反对“人类中心主义”的伪君子们犯了一个严重错误,就是混淆了存在论和价值论这两种不同的“人类中心主义”。既往人类的错误,在于自认为人类是世界存在中心,为所欲为,这种无知加狂妄的态度,才导致了人类用文明摧毁自己生命摇篮的可怕悲剧。我们必然承认,人也属于自然,是“生物进化树”上最高的“一枝”,人类的智慧,也只是地球摇篮孕育出的璀灿生命之花而已。借用一句很有哲理的话说:人属于大地,但大地从来不属于人类。同样道理,人属于生态系统,但生态系统也从来不属于人类。因此,人类从来不是、也永远不会是自然的中心,在自然界中,在生态系统中,人类永远只能是非常渺小的存在;人类必须看清自己的位置、安守本身,像爱护自己的眼睛一样,爱护好地球生态系统——人类生命的摇篮。

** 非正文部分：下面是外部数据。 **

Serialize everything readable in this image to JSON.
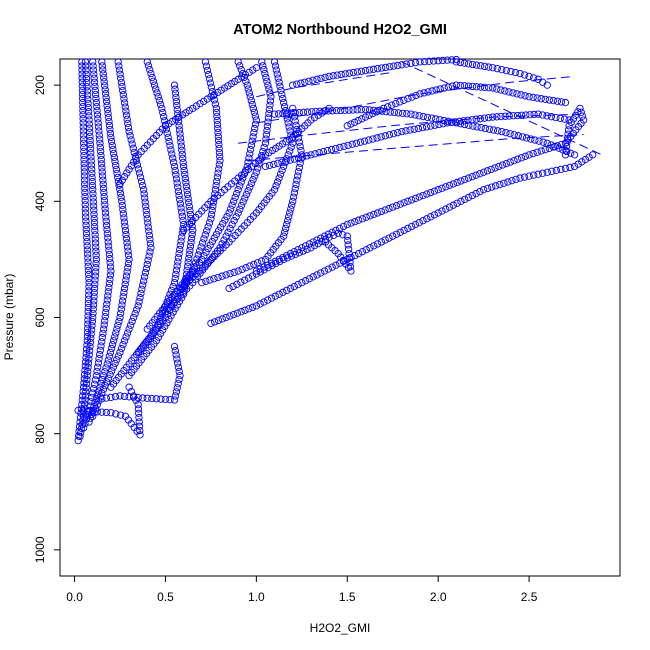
{
  "chart_data": {
    "type": "scatter",
    "title": "ATOM2 Northbound H2O2_GMI",
    "xlabel": "H2O2_GMI",
    "ylabel": "Pressure (mbar)",
    "xlim": [
      -0.08,
      3.0
    ],
    "ylim": [
      1045,
      155
    ],
    "y_reversed": true,
    "grid": false,
    "legend": "none",
    "marker": "open-circle",
    "color": "#0000ff",
    "x_ticks": [
      0.0,
      0.5,
      1.0,
      1.5,
      2.0,
      2.5
    ],
    "x_tick_labels": [
      "0.0",
      "0.5",
      "1.0",
      "1.5",
      "2.0",
      "2.5"
    ],
    "y_ticks": [
      200,
      400,
      600,
      800,
      1000
    ],
    "y_tick_labels": [
      "200",
      "400",
      "600",
      "800",
      "1000"
    ],
    "profiles": [
      {
        "x": [
          0.02,
          0.03,
          0.05,
          0.07,
          0.08,
          0.06,
          0.05,
          0.04
        ],
        "y": [
          812,
          780,
          720,
          640,
          540,
          420,
          300,
          160
        ]
      },
      {
        "x": [
          0.03,
          0.05,
          0.07,
          0.1,
          0.12,
          0.1,
          0.08,
          0.06
        ],
        "y": [
          805,
          770,
          700,
          600,
          500,
          380,
          260,
          160
        ]
      },
      {
        "x": [
          0.05,
          0.08,
          0.12,
          0.16,
          0.2,
          0.17,
          0.14,
          0.1
        ],
        "y": [
          790,
          760,
          700,
          620,
          520,
          420,
          300,
          160
        ]
      },
      {
        "x": [
          0.08,
          0.12,
          0.18,
          0.25,
          0.3,
          0.26,
          0.2,
          0.15
        ],
        "y": [
          780,
          740,
          680,
          600,
          500,
          400,
          290,
          160
        ]
      },
      {
        "x": [
          0.02,
          0.1,
          0.2,
          0.28,
          0.36,
          0.35,
          0.3
        ],
        "y": [
          760,
          762,
          764,
          770,
          802,
          750,
          720
        ]
      },
      {
        "x": [
          0.1,
          0.15,
          0.25,
          0.35,
          0.42,
          0.38,
          0.3,
          0.24
        ],
        "y": [
          770,
          730,
          660,
          580,
          480,
          380,
          280,
          160
        ]
      },
      {
        "x": [
          0.15,
          0.25,
          0.35,
          0.45,
          0.55,
          0.58,
          0.55
        ],
        "y": [
          740,
          735,
          738,
          740,
          742,
          700,
          650
        ]
      },
      {
        "x": [
          0.2,
          0.3,
          0.45,
          0.55,
          0.6,
          0.55,
          0.48,
          0.4
        ],
        "y": [
          720,
          680,
          620,
          540,
          440,
          340,
          240,
          160
        ]
      },
      {
        "x": [
          0.3,
          0.45,
          0.6,
          0.65,
          0.6,
          0.55
        ],
        "y": [
          700,
          640,
          560,
          450,
          340,
          200
        ]
      },
      {
        "x": [
          0.35,
          0.5,
          0.65,
          0.75,
          0.8,
          0.78,
          0.72
        ],
        "y": [
          660,
          600,
          520,
          430,
          330,
          240,
          160
        ]
      },
      {
        "x": [
          0.4,
          0.55,
          0.7,
          0.85,
          0.95,
          1.0,
          0.95,
          0.9
        ],
        "y": [
          620,
          560,
          500,
          420,
          340,
          260,
          200,
          160
        ]
      },
      {
        "x": [
          0.5,
          0.65,
          0.8,
          0.9,
          1.0,
          1.05,
          1.08,
          1.03
        ],
        "y": [
          590,
          540,
          480,
          420,
          350,
          300,
          220,
          160
        ]
      },
      {
        "x": [
          0.55,
          0.72,
          0.85,
          1.0,
          1.1,
          1.2,
          1.15,
          1.1
        ],
        "y": [
          560,
          510,
          470,
          420,
          380,
          300,
          230,
          160
        ]
      },
      {
        "x": [
          0.7,
          0.9,
          1.05,
          1.15,
          1.2,
          1.25,
          1.2
        ],
        "y": [
          540,
          520,
          500,
          460,
          400,
          320,
          240
        ]
      },
      {
        "x": [
          0.85,
          1.0,
          1.15,
          1.3,
          1.4,
          1.45,
          1.5,
          1.52,
          1.45,
          1.38
        ],
        "y": [
          550,
          525,
          500,
          480,
          462,
          455,
          460,
          520,
          490,
          470
        ]
      },
      {
        "x": [
          0.75,
          1.0,
          1.25,
          1.5,
          1.75,
          2.0,
          2.25,
          2.45,
          2.6,
          2.75,
          2.85
        ],
        "y": [
          610,
          580,
          540,
          500,
          460,
          420,
          380,
          360,
          350,
          340,
          320
        ]
      },
      {
        "x": [
          1.0,
          1.25,
          1.5,
          1.75,
          2.0,
          2.25,
          2.5,
          2.7,
          2.8,
          2.78,
          2.72,
          2.7
        ],
        "y": [
          520,
          480,
          440,
          410,
          380,
          350,
          320,
          300,
          260,
          240,
          270,
          320
        ]
      },
      {
        "x": [
          1.05,
          1.3,
          1.55,
          1.8,
          2.05,
          2.3,
          2.55,
          2.72
        ],
        "y": [
          340,
          320,
          300,
          280,
          265,
          255,
          250,
          260
        ]
      },
      {
        "x": [
          1.1,
          1.35,
          1.6,
          1.85,
          2.1,
          2.35,
          2.6,
          2.75
        ],
        "y": [
          250,
          245,
          242,
          250,
          265,
          280,
          300,
          320
        ]
      },
      {
        "x": [
          1.5,
          1.7,
          1.9,
          2.1,
          2.3,
          2.5,
          2.7
        ],
        "y": [
          270,
          240,
          215,
          200,
          205,
          220,
          230
        ]
      },
      {
        "x": [
          1.2,
          1.4,
          1.6,
          1.8,
          1.9,
          2.0,
          2.1
        ],
        "y": [
          200,
          185,
          175,
          165,
          160,
          158,
          156
        ]
      },
      {
        "x": [
          2.1,
          2.3,
          2.45,
          2.55,
          2.6
        ],
        "y": [
          160,
          170,
          180,
          190,
          200
        ]
      },
      {
        "x": [
          0.25,
          0.35,
          0.5,
          0.65,
          0.75,
          0.9,
          1.0
        ],
        "y": [
          370,
          320,
          270,
          240,
          220,
          190,
          170
        ]
      },
      {
        "x": [
          0.6,
          0.75,
          0.9,
          1.05,
          1.2,
          1.3,
          1.4
        ],
        "y": [
          450,
          400,
          360,
          320,
          290,
          260,
          240
        ]
      }
    ],
    "connector_segments": [
      {
        "x": [
          1.8,
          2.9
        ],
        "y": [
          160,
          320
        ]
      },
      {
        "x": [
          1.0,
          1.4,
          1.9,
          2.4,
          2.75
        ],
        "y": [
          265,
          245,
          215,
          195,
          185
        ]
      },
      {
        "x": [
          0.9,
          1.3,
          1.8,
          2.3,
          2.78
        ],
        "y": [
          300,
          285,
          268,
          255,
          250
        ]
      },
      {
        "x": [
          0.95,
          1.4,
          1.9,
          2.4,
          2.8
        ],
        "y": [
          330,
          318,
          305,
          292,
          285
        ]
      },
      {
        "x": [
          1.0,
          1.2,
          1.4,
          1.6,
          1.75
        ],
        "y": [
          220,
          205,
          195,
          185,
          178
        ]
      }
    ]
  }
}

但是,价值论意义上的“人类中心主义”却不能被否定,也否定不了,现实人类永远只能以人类利益为中心去对待世界、判断利害、审美审丑,而不是站到驴、青蛙、或者黄鼠狼立场上去看世界、判利害、审美丑。这就是说,人类还必须继续“虚伪”地一面审美、一面果腹,只是人类所有的果腹行为,都必须以不破坏自然生态为前提,把自己价值立场,建立在维护自然规律、保护地球生命摇篮的基础上。这就要求,我们一要尊重自然生态及生物多样性存在,二要遵循自然生态系统及生物链固有存在及运行规律。从无机物到最低级的生命细菌再到最高级的动物人,多样性的生态及物种共时性存在,展示的正是自然历时性进化成果,而确保由它们构成的生态系统及生物链正常运转,正是人类类生存利益最大化之所在。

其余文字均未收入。